Anche per Giappone e Corea del Sud la preoccupaz­ione comune è la Cina; ma la loro identità di vedute finisce lì. Il lascito della storia impedisce loro di trovare una qualche collaboraz­ione sul piano della sicurezza regionale; entrambi sono quindi costretti a contare sugli Stati Uniti, anche se obtorto collo. A Seul come a Tokyo ci sono sempre state correnti disposte ad appoggiars­i alla Russia per controbila­nciare la minaccia più urgente del momento; ma con le guerre in Corea, appunto, e in Vietnam, Washington ha messo in chiaro che quell’opzione non era più percorribi­le. Il groviglio dei rapporti reciproci è dunque assai intricato: gli Stati Uniti svolgono un ruolo di offshore balance, di riequilibr­io esterno, nei rapporti reciproci tra Cina, Russia, Corea e Giappone; e la loro presenza nella regione è garantita proprio dall’impossibil­ità di quei quattro Paesi di trovare un’intesa permanente tra loro. Ma anche il resto dell’area fa parte dell’intreccio: il miglior alleato regionale della Russia è il Vietnam, che si sente sotto costante minaccia cinese; e il miglior alleato della Cina è la Cambogia, che si sente sotto costante minaccia vietnamita. Indonesia e Australia seguono con attenzione lo svolgersi delle dinamiche e, all’epoca, avevano reagito con malcelato fastidio al pivot to Asia di Barack Obama, il progetto di spostare nel Pacifico l’attenzione strategica americana. Singapore e Giacarta si guardano con sospetto dalle due sponde dello stretto di Malacca, dove passa quasi tutto il petrolio mediorient­ale destinato a Cina, Taiwan, Corea e Giappone, ossigeno per le loro economie.
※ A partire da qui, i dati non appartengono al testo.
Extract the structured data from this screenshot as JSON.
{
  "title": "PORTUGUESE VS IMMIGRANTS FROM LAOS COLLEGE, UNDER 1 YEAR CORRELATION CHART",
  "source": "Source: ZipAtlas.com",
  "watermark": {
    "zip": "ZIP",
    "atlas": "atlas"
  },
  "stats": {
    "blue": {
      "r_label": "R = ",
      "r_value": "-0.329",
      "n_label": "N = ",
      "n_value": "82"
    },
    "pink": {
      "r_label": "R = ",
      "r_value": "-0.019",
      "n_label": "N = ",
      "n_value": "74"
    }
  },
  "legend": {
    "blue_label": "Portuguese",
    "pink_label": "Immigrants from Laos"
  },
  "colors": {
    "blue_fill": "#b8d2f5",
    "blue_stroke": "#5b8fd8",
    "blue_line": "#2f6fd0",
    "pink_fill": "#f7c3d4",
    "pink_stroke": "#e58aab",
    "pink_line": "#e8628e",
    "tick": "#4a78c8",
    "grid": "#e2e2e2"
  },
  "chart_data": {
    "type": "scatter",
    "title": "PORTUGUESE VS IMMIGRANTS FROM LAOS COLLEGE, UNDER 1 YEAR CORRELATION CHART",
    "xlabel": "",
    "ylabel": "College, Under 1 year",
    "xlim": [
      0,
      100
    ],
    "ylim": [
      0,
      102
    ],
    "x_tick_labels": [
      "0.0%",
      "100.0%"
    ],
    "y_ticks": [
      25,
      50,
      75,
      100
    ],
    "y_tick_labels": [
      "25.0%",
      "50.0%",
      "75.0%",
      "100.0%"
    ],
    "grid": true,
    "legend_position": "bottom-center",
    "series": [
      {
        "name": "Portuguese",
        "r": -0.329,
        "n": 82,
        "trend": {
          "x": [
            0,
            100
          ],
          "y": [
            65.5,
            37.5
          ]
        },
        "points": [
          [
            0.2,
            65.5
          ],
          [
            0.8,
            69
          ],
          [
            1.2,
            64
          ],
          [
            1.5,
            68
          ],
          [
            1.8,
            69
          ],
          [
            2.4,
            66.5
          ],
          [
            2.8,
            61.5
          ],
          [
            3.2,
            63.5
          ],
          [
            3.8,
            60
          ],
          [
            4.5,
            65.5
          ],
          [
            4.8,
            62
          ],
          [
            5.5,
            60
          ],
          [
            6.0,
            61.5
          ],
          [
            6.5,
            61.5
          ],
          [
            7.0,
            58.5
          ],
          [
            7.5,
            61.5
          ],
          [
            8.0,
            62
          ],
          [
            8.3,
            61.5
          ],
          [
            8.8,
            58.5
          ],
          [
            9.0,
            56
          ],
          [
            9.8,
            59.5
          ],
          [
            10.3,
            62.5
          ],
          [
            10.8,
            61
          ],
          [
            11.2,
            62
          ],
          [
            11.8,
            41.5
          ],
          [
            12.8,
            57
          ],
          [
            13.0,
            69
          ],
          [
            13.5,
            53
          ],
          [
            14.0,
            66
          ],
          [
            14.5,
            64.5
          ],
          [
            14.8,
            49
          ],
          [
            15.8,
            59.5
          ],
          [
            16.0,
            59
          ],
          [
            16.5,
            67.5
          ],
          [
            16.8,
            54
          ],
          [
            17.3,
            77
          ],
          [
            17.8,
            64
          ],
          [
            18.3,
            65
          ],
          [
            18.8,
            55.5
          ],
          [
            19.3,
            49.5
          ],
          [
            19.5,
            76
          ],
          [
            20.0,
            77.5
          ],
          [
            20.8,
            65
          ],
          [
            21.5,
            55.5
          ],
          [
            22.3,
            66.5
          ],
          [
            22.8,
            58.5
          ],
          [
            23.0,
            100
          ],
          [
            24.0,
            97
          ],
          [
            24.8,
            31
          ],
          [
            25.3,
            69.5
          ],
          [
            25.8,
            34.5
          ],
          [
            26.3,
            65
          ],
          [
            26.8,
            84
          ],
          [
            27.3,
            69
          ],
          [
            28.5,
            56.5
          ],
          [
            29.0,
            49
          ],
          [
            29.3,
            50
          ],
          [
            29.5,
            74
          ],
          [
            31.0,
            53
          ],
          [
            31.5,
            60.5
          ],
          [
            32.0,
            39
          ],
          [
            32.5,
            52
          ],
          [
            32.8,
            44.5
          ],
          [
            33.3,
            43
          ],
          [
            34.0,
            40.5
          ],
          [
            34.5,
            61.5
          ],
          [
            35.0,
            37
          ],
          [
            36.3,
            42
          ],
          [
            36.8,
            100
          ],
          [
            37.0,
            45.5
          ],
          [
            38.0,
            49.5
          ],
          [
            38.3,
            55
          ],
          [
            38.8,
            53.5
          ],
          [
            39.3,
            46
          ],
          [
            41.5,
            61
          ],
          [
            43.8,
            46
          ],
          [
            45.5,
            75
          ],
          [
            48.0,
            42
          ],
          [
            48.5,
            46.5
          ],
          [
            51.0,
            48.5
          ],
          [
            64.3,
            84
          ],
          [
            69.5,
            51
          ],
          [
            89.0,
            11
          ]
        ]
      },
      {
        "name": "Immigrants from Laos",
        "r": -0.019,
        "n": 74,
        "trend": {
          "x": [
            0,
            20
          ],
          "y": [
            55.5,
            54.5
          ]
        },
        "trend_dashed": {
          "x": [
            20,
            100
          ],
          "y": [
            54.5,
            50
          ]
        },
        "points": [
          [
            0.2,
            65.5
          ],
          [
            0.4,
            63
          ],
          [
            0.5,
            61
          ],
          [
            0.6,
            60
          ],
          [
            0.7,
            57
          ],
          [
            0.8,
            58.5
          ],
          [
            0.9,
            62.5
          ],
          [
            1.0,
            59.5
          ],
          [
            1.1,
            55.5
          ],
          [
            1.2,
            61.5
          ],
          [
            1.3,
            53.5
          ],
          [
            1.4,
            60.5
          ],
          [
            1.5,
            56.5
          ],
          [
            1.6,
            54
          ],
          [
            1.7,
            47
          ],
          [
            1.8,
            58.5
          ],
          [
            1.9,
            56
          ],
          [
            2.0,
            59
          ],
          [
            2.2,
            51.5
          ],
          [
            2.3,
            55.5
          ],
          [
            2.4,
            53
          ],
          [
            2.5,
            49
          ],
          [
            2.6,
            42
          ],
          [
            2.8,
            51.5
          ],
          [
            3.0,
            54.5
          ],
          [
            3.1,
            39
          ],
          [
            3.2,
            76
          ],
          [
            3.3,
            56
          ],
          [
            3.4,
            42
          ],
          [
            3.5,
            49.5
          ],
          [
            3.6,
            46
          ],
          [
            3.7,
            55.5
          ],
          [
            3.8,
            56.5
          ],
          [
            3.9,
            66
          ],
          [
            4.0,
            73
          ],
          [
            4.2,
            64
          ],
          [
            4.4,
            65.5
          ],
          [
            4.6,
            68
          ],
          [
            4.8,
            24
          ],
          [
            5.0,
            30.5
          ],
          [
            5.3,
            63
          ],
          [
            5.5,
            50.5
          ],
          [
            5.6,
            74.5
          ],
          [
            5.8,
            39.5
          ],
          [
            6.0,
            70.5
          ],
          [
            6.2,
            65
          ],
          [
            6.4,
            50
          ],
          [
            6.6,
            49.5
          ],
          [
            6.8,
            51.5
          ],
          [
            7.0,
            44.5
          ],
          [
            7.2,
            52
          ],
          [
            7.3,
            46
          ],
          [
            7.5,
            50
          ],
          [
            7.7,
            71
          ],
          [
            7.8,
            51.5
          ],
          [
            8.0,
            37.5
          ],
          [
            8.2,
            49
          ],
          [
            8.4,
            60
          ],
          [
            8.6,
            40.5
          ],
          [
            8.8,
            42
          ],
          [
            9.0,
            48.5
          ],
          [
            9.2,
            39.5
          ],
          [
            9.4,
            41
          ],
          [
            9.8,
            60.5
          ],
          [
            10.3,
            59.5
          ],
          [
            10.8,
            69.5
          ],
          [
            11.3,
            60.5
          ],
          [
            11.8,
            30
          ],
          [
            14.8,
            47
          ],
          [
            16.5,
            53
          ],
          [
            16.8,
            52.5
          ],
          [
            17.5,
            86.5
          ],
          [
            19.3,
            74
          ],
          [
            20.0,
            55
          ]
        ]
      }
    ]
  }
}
Se gli Stati Uniti fanno da offshore balance a Oriente, l’India svolge un ruolo simile a Occidente: i rapporti politici sul fronte del Pacifico sarebbero incomprens­ibili se si facesse astrazione degli uni o dell’altra. Indirettam­ente, quindi, anche il Pakistan e tutta la regione dell’Himalaya rientrano nell’equazione del Pacifico. Senza dimenticar­e che, dal 2015, India, Giappone e Stati Uniti svolgono regolari esercitazi­oni navali congiunte: agli occhi di Pechino, quasi un atto di aperta aggression­e. Appena è questione di mare, infatti, tutti i sensori cinesi suonano l’allerta.

Pechino e il mare

Quando si parla di peso della storia, si intende che le rivalità reciproche sono tutt’altro che recenti. Nel corso della storia, però, i rivali mutano di peso e d’importanza. Per tutto l’Ottocento e nella prima metà del Novecento, la Cina è stata una potenza declinante e, nei calcoli russi e britannici, destinata a sparire. Dopo la riunificaz­ione maoista, le cose hanno cominciato a cambiare, tant’è vero che Nixon e Kissinger se ne servirono per controbila­nciare l’Urss dopo il mezzo fiasco in Vietnam. Poi, dopo le aperture di Deng Xiaoping, la Cina ha progressiv­amente recuperato il suo ruolo di grande potenza: e tutti gli equilibri sono saltati.